How fees impact your investment return over a lifetime
An insight into fees and how they affect your portfolio value over time
A question every investor should ask is what fees am I paying for this investment.
John Bogle, the founder of Vanguard said. "What happens in the fund business is that the magic of compounding returns is overwhelmed by the tyranny of compounding costs. It's a mathematical fact"
This is very true as everyone always talks about the returns, but they are referring to the gross returns. The returns investors should be concerned about is net return. This is the return after taking into account all fees.
Let's take a look at the typical fees charged in the unit trust industry to clarify the question, what fees am I paying? Then we will make comparisons of how different fees impact an investment.
Types of fees
For making use of your financial advisor, they will typically take a percentage from your investment. This could either be an upfront/initial fee that takes a percentage of your investment upfront, and the rest is invested. Or they will take an annual advice fee for service rendered.
Administrative or platform fees:
Administrative platforms charge a fee for doing admin work on your investments. The admin fee usually works on a sliding scale depending on the size of your investment. It works on a percentage scale, reducing as the investment amount increases. There is no set fee, so ensure you are not paying or paying a minimum fee for this.
Fee break down for investment types for unit trusts and ETF:
|Shares and etf
|Settlement and administration
|Other fees (audit, custody, trustee, VAT)
|Monthly platform fee
|The above fees give your total expense ratio (TER)
|Total investment charge (TIC)
The average investment fee in South Africa is 1,5%, 0.5% for administration fees and 0.75% for advice fees totaling up to 2.75%. Some managers may even ask for a performance fee above these fees. Ensure that you are getting value for money if you are paying.

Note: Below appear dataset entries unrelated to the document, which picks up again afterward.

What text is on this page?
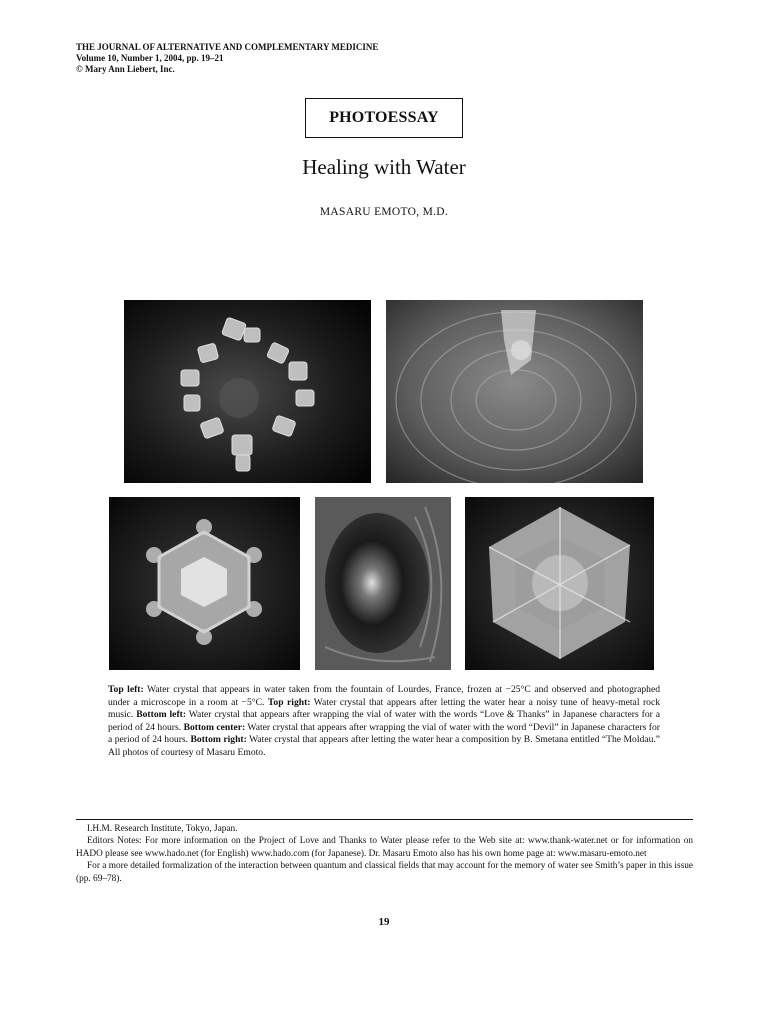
THE JOURNAL OF ALTERNATIVE AND COMPLEMENTARY MEDICINE
Volume 10, Number 1, 2004, pp. 19–21
© Mary Ann Liebert, Inc.
PHOTOESSAY
Healing with Water
MASARU EMOTO, M.D.
Top left: Water crystal that appears in water taken from the fountain of Lourdes, France, frozen at −25°C and observed and photographed under a microscope in a room at −5°C. Top right: Water crystal that appears after letting the water hear a noisy tune of heavy-metal rock music. Bottom left: Water crystal that appears after wrapping the vial of water with the words “Love & Thanks” in Japanese characters for a period of 24 hours. Bottom center: Water crystal that appears after wrapping the vial of water with the word “Devil” in Japanese characters for a period of 24 hours. Bottom right: Water crystal that appears after letting the water hear a composition by B. Smetana entitled “The Moldau.” All photos of courtesy of Masaru Emoto.

I.H.M. Research Institute, Tokyo, Japan.

Editors Notes: For more information on the Project of Love and Thanks to Water please refer to the Web site at: www.thank-water.net or for information on HADO please see www.hado.net (for English) www.hado.com (for Japanese). Dr. Masaru Emoto also has his own home page at: www.masaru-emoto.net

For a more detailed formalization of the interaction between quantum and classical fields that may account for the memory of water see Smith’s paper in this issue (pp. 69–78).

19
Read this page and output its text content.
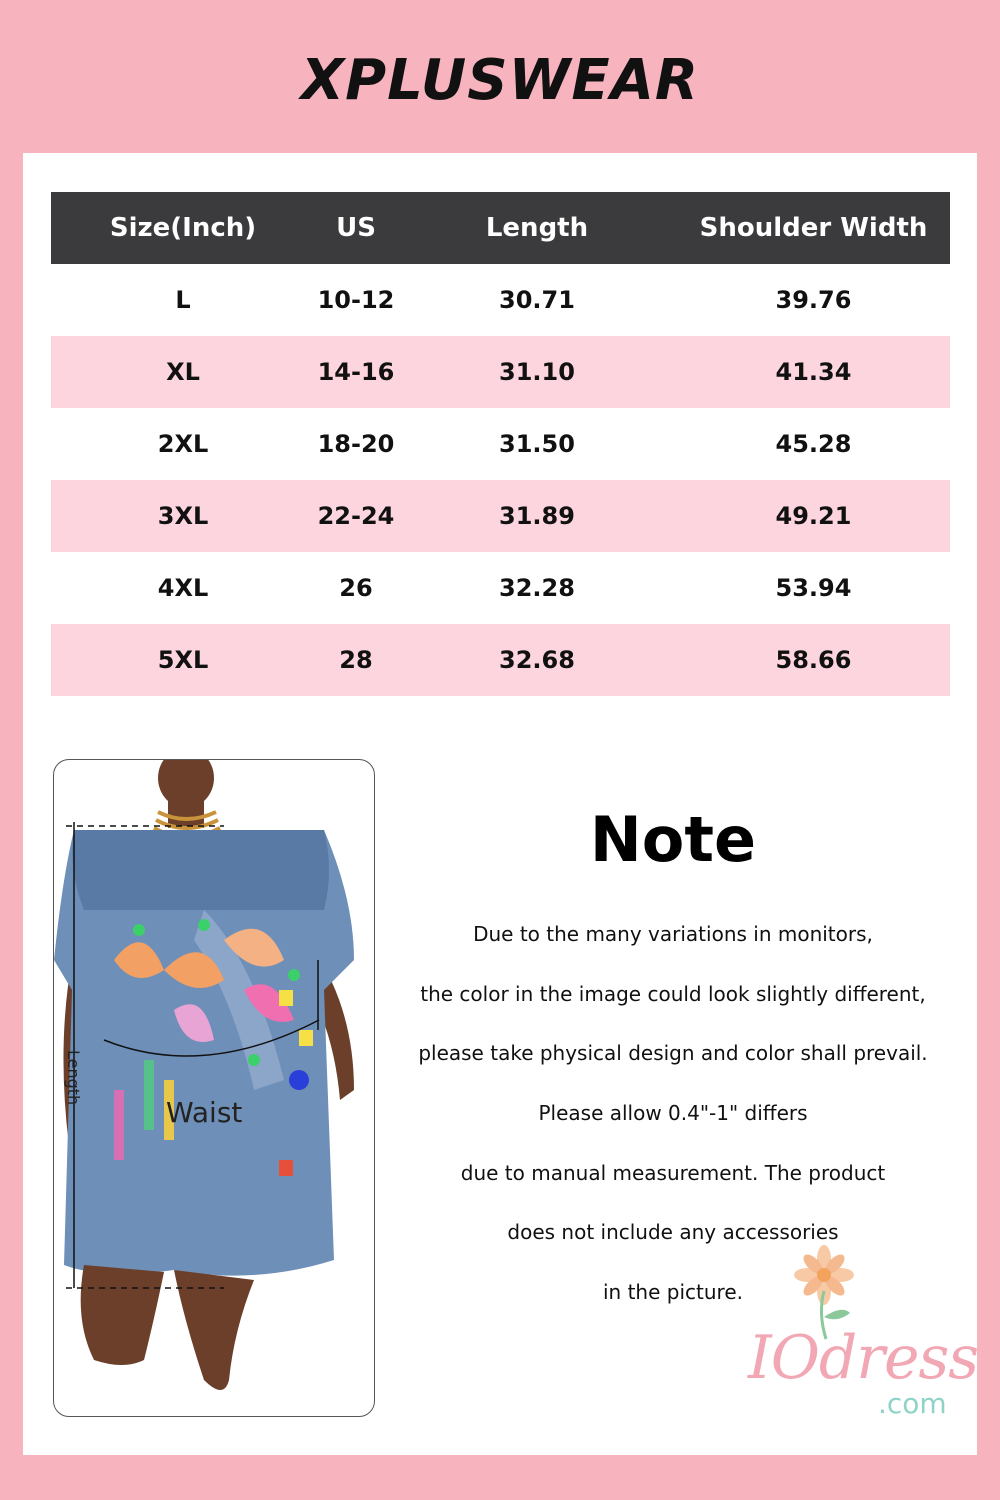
XPLUSWEAR
Size(Inch)	US	Length	Shoulder Width
L	10-12	30.71	39.76
XL	14-16	31.10	41.34
2XL	18-20	31.50	45.28
3XL	22-24	31.89	49.21
4XL	26	32.28	53.94
5XL	28	32.68	58.66
Length
Waist
Note
Due to the many variations in monitors,
the color in the image could look slightly different,
please take physical design and color shall prevail.
Please allow 0.4"-1" differs
due to manual measurement. The product
does not include any accessories
in the picture.
IOdress
.com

Comparison of fees on an investment over time
We took an investment amount of R1m, with a gross return of 12% per year over a 30 year period. The only difference we implemented between these two was the annual fee of 0.50% vs 1.5%. This annual fee could be a make up of fund fees as discussed above or annual advisor fees, but for illustration purposes it's just a 1% difference.
The difference over 30 years on end value is an astounding 31.16% in investment value!!
With plenty of platforms, and funds available in South Africa, ensure that you are getting value for your money. By comparing your fees to the average fees charged in South Africa.